Tobacco

Graphic Warning Lawsuit Filed

Eight health groups seek to force FDA to require labels on cigarette packs

BOSTON -- Eight public health and medical groups filed a lawsuit in federal court to force the U.S. Food and Drug Administration (FDA) to require graphic health warnings on cigarette packs and advertising, according to one of the anti-smoking organizations.

Filed in a Boston federal court, the lawsuit seeks a final rule issued by the FDA requiring the warnings, referring back to the mandate of a 2009 federal law.

The groups filing the suit include the American Academy of Pediatrics, the Massachusetts Chapter of the American Academy of Pediatrics, the American Cancer Society, the American Cancer Society Cancer Action Network, the American Heart Association, the American Lung Association, the Campaign for Tobacco-Free Kids, Truth Initiative and several individual pediatricians.

The 2009 Family Smoking Prevention and Tobacco Control Act required graphic warnings covering the top half of the front and back of cigarette packs and 20% of cigarette advertising and gave the FDA until June 22, 2011, to issue a final rule requiring such warnings, according to a press release from Washington, D.C.-based Campaign for Tobacco-Free Kids.

While the FDA met that deadline, the specific graphic warnings required by the FDA were struck down in August 2012 by a three-judge panel of the U.S. Court of Appeals for the D.C. Circuit, which ruled 2-1 that the proposed warnings violated the First Amendment. The ruling only applied to the specific images proposed by the FDA and did not address the law’s underlying requirement, the release said.

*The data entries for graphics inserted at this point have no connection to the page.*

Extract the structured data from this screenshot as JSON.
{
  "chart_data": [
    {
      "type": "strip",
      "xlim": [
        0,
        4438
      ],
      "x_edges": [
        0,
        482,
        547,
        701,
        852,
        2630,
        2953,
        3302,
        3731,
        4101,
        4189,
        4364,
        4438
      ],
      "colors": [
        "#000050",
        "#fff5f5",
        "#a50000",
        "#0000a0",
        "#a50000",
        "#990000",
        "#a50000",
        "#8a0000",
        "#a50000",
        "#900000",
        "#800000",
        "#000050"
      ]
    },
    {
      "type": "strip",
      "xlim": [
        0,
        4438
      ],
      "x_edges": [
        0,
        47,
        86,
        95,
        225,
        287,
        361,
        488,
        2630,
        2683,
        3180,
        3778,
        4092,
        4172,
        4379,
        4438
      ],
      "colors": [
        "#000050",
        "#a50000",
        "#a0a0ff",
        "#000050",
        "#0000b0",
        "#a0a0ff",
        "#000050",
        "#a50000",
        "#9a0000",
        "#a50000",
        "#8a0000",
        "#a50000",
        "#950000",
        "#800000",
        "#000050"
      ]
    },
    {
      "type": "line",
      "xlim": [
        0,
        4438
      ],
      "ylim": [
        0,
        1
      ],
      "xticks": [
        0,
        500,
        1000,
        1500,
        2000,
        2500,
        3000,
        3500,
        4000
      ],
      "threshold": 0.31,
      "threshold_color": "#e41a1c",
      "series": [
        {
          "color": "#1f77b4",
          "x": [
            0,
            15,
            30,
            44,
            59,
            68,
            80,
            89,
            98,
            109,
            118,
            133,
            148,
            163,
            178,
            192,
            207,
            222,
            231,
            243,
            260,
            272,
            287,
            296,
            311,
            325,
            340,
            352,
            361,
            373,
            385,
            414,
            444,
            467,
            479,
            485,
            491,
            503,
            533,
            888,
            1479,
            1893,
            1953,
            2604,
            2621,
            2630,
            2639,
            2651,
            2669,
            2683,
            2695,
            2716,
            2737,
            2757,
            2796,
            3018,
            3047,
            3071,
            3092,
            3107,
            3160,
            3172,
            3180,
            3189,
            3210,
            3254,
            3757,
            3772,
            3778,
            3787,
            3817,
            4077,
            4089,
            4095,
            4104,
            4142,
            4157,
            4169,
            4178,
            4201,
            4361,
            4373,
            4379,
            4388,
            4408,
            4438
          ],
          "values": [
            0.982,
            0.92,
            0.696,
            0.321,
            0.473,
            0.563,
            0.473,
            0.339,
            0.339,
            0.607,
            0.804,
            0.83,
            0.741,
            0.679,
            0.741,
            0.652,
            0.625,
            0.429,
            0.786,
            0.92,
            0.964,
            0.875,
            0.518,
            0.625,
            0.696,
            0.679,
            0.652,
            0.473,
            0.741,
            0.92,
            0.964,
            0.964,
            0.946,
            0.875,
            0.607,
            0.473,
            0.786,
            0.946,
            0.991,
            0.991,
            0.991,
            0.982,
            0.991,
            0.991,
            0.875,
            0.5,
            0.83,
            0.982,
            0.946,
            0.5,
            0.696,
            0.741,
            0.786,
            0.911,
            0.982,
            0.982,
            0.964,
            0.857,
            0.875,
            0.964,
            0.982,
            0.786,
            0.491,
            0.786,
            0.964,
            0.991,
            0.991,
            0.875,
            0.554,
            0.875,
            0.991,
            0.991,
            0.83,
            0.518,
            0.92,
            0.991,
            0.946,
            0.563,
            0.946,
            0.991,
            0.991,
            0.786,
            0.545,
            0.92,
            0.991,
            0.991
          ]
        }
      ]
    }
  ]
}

Ruling in a separate case in March 2012, the U.S. Court of Appeals for the Sixth Circuit upheld the law’s requirement for graphic warnings, finding that this provision did not violate the First Amendment. That court found the warnings “are reasonably related to the government’s interest in preventing consumer deception and are therefore constitutional.” The U.S. Supreme Court declined to hear a tobacco industry appeal of this ruling.

Taken together, these two federal court decisions mean the FDA is still legally obligated to require graphic health warnings and the agency is free to use different images than those struck down by the D.C. Circuit in 2012.

The FDA stated in March 2013 that it planned to issue a new rule requiring graphic warnings, but has yet to act, resulting in the lawsuit, according to the release. The lawsuit was filed in the U.S. District Court for the District of Massachusetts.